Consider the lagrangian of the real scalar field given by $$\mathcal L = \frac{1}{2} (\partial \phi)^2 – \frac{1}{2} m^2 \phi^2 – \frac{\lambda}{4!} \phi^4$$
Disregarding snail contributions, the only diagram contributing to $ \langle p_4 p_3 | T (\phi(y)^4 \phi(x)^4) | p_1 p_2 \rangle$ at one loop order is the so called dinosaur:
To argue the symmetry factor $S$ of this diagram, I say that there are 4 choice for a $\phi_y$ field to be contracted with one of the final states and then 3 choices for another $\phi_y$ field to be contracted with the remaining final state. Same arguments for the $\phi_x$ fields and their contractions with the initial states. This leaves 2! permutations of the propagators between $x$ and $y$. Two vertices => have factor $(1/4!)^2$ and such a diagram would be generated at second order in the Dyson expansion => have factor $1/2$. Putting this all together I get
$$S^{-1} = \frac{4 \cdot 3 \cdot 4 \cdot 3 \cdot 2!}{4! \cdot 4! \cdot 2} = \frac{1}{4}$$ I think the answer should be $1/2$ so can someone help in seeing where I lost a factor of $2$?
I could also evaluate $$\langle p_4 p_3 | T (\phi(y)^4 \phi(x)^4) | p_1 p_2 \rangle = \langle p_4 p_3 | : \phi(y)^4 \phi(x)^4 : | p_1 p_2 \rangle + \dots + (\text{contract}(\phi(x) \phi(y)))^2 \langle p_4 p_3 | : \phi(y)^2 \phi(x)^2 😐 p_1 p_2 \rangle + \dots $$ where dots indicate diagrams generated via this correlator that do not contribute at one loop. (I don't know the latex for the Wick contraction symbol so I just write contract). Is there a way to find out the symmetry factor from computing the term $(\text{contract}(\phi(x) \phi(y)))^2 \langle p_4 p_3 | : \phi(y)^2 \phi(x)^2: | p_1 p_2 \rangle?$
Best Answer
Let's start with the external legs on the left. There are eight possible places for the first upper-left external leg to attach: it can attach to one of the four possible $\phi_x$ fields, or to one of the four possible $\phi_y$ fields. The lower-left external leg then only has three choices, since if the first leg attached to the $\phi_x$ field, this leg must also attach to a $\phi_x$ field, and similarly for $\phi_y$. So attaching these legs gives a factor of $2\times 4\times 3$.

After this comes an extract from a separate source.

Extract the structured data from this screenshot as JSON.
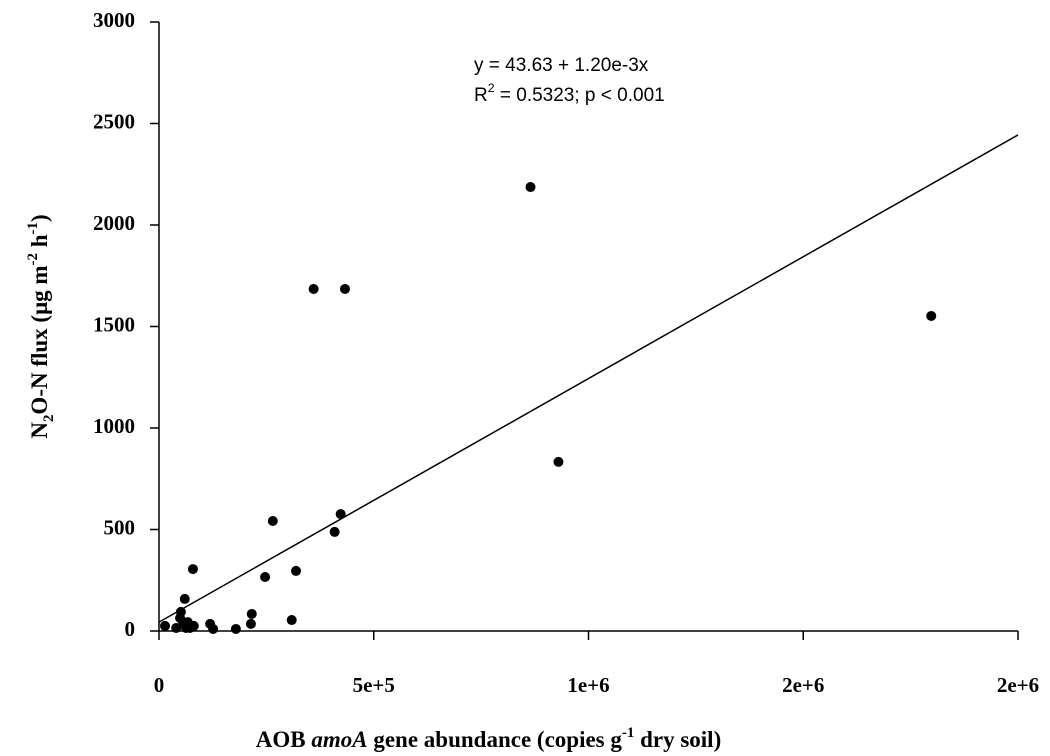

Now, let's do the legs on the right. If the legs on the left attached to $\phi_x$, the legs on the right must attach to $\phi_y$, and vice-versa. So there are only four choices for the upper-right external leg, and three choices for the upper-left external leg. Thus, attaching these legs gives a factor of $4\times 3$.
Finally, let's attach the internal legs. The first leg has two places to attach, and the second only has one. So we get a factor of $2$.
Overall, the Dyson series gives us a $\frac{1}{2!}$, and the vertices give us a $\frac{1}{4!4!}$, so the symmetry factor is
$$ \frac{2\times 4 \times 3\times 4\times 3\times 2}{2!4!4!}=\frac{1}{2} $$
Your mistake was in neglecting the factor of two that comes about from permuting the role of $\phi_x$ and $\phi_y$.